Adele Sorella Faces Third Trial for Daughters’ Deaths Amidst Mafia Linkages


Once more, the courtroom doors opened for Adele Sorella, a mother twice accused and twice convicted of murdering her young daughters, as she faced her third trial this Wednesday.

Sorella’s previous convictions for the crime were nullified twice by the Court of Appeal. The disquieting details of her late ex-husband, a known felon with connections to underworld crime whose life was snuffed out within prison walls, added layers of complexity to the case.

Fourteen years have passed since the gruesome discovery of eight-year-old Sabrina and nine-year-old Amanda De Vito in the family home in Duvernay, Laval. Official cause of their untimely deaths was never established. Nevertheless, the prosecution contended that the young girls likely took their last breath in a hyperbaric chamber purposed for juvenile arthritis treatment.

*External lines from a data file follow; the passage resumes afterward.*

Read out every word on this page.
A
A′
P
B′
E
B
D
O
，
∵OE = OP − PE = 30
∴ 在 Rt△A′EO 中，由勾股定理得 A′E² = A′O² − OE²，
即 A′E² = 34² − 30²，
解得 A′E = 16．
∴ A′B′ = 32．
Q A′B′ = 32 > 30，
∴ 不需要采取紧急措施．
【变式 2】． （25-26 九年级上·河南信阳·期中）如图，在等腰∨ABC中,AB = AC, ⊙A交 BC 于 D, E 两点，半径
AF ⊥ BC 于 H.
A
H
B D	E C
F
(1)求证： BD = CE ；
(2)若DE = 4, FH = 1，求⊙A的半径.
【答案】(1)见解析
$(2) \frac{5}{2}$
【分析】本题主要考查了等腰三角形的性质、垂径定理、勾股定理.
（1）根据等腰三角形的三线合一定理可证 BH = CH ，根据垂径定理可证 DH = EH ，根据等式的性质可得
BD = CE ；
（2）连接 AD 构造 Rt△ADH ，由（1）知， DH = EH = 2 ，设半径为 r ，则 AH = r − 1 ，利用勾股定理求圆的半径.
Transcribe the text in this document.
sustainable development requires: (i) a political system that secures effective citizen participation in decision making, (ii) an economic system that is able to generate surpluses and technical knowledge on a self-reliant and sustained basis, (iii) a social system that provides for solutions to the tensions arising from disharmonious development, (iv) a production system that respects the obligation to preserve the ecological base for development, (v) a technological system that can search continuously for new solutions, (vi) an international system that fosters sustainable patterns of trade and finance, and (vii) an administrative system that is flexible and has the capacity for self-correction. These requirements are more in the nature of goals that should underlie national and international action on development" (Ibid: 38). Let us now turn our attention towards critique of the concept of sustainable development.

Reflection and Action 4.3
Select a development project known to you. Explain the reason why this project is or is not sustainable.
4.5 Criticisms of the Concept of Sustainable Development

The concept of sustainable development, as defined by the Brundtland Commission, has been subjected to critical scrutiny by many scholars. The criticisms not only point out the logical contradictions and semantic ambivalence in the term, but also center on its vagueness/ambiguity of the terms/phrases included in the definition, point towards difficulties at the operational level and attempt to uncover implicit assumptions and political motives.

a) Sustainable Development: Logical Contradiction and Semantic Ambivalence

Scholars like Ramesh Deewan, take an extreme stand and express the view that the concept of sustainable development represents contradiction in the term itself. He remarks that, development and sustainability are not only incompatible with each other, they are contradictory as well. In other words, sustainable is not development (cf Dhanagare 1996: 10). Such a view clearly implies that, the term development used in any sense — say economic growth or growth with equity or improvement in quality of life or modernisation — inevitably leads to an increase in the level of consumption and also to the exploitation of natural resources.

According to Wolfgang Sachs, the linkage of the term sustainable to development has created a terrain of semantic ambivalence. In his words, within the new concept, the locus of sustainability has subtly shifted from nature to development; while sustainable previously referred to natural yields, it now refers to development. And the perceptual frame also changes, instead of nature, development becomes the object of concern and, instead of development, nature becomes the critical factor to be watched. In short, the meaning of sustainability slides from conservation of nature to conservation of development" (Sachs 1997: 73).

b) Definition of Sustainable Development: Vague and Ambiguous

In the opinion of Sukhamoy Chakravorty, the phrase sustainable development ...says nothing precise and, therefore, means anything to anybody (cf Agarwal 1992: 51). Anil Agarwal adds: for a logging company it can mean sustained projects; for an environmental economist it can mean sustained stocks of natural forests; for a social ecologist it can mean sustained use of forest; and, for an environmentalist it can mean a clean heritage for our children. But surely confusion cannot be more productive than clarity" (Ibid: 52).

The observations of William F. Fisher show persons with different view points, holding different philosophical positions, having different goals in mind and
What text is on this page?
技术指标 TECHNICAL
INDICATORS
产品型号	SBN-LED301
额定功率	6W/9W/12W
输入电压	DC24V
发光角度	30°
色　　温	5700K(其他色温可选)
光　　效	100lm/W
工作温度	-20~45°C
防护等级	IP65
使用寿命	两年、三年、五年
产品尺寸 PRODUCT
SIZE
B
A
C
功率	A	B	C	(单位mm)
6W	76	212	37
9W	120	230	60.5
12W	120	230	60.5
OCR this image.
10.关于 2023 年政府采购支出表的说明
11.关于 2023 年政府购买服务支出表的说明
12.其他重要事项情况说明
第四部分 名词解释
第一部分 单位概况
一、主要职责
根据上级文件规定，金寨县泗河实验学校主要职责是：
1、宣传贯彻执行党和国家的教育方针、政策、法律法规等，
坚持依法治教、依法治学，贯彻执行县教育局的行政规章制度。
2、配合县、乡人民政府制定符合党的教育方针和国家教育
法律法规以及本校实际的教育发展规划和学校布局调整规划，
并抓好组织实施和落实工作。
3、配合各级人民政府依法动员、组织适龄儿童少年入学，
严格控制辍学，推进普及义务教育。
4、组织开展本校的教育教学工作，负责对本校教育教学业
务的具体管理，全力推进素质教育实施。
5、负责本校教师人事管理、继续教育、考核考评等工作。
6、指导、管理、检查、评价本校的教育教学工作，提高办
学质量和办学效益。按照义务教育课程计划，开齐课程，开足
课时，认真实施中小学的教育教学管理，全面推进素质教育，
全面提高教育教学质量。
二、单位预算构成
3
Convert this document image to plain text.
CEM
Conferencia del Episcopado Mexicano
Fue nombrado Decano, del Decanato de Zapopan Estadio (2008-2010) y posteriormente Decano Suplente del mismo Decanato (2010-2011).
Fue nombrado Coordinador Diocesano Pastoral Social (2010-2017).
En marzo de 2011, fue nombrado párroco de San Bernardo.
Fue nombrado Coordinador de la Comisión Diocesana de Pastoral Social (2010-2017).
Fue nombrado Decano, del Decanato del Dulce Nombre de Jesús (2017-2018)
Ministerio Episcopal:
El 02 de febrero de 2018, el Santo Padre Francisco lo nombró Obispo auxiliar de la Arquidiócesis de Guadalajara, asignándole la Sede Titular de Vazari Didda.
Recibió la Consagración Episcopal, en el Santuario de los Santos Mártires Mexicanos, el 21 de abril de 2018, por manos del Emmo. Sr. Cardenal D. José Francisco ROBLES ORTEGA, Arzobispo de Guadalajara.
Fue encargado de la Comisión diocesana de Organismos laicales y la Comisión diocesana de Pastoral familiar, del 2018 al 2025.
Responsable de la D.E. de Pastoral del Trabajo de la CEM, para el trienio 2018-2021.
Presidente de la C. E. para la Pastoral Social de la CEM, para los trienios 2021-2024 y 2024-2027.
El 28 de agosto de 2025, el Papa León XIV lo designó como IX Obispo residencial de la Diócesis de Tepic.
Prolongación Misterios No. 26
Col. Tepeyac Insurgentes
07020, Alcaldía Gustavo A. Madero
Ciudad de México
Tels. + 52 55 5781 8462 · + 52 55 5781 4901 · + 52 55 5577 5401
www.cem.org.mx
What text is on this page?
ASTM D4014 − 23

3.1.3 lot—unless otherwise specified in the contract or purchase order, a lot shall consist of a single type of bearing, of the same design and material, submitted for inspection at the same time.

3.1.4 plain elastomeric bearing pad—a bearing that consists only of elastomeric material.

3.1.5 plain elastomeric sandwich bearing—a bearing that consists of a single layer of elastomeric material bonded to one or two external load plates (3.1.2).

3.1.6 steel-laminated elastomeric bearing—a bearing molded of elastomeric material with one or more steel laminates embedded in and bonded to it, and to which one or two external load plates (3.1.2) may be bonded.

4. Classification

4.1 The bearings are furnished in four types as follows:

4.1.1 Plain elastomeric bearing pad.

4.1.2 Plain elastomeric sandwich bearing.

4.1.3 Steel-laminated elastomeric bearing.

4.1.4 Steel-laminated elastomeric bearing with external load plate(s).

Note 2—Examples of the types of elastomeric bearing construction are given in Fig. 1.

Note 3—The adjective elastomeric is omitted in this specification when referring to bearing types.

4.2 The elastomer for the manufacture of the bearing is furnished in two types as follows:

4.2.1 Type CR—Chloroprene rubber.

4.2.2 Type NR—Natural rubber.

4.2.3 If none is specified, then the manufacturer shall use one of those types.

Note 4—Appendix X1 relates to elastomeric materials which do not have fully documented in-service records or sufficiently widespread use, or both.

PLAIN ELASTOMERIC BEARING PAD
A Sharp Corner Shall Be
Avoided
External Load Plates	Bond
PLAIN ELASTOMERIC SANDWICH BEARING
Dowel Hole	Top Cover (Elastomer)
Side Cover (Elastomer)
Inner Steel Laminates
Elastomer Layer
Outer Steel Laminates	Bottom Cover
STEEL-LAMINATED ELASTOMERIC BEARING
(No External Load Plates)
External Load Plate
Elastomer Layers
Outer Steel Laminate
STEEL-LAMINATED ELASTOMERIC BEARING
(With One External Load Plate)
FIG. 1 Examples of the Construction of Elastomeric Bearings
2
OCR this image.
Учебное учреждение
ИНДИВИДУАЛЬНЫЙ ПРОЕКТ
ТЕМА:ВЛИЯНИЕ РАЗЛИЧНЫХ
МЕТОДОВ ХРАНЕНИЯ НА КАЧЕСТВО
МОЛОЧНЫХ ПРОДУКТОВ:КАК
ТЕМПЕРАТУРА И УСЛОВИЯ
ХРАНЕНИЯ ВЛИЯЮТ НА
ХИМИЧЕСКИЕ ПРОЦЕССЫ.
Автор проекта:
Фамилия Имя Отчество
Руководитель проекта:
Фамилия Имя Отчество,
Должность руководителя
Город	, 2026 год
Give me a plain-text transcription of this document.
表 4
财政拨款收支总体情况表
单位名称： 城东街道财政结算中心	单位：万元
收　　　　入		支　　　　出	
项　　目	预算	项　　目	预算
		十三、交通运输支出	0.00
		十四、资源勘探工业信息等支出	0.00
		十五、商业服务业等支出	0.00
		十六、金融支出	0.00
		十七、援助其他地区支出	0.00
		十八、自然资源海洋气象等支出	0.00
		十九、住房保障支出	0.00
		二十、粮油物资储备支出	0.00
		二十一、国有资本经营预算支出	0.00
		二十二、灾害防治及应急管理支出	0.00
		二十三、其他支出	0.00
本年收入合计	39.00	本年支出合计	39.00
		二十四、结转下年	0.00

Sorella was originally found guilty of first-degree murder, but this verdict was overturned due to a legal technicality by the Quebec Court of Appeal. Consequently, she stood trial once more, this time being deemed guilty of second-degree murder. Nonetheless, yet another appeal by her defence led the Court of Appeal to mandate a fresh trial.

In present day, a decade and four years since the tragedy, the prosecution reiterated its case, now before a solo judge instead of a jury. Crown prosecutor Marie-Claude Bourassa maintained the belief that Sorella, being the only person with both motive and means, was responsible for the death of her daughters. The prosecution further argued that Sorella, battling depression, had meticulously planned these harrowing acts, possibly in a bout of despair. Interestingly, the mental health argument had previously been dismissed.

However, the defence continues to suggest that the culprit might be hiding among late ex-husband’s enemies. They were specifically pointing towards Giuseppe De Vito, a convicted drug dealer. However, their attempt to present this case was thwarted in the preceding trial.

The focus of the third trial is limited to a single element. This agreement led both prosecution and defence to condone that they won’t need the same witnesses to reiterate their previous statements.

“Navigating this trial with a sole judge necessitates a comprehensive approach. We must plead both the legal questions and the evidence previously presented,” as noted by the Crown.

While no new visits to the witness stand are anticipated, both sides project at least a six-week timeline to present their cases before the judge.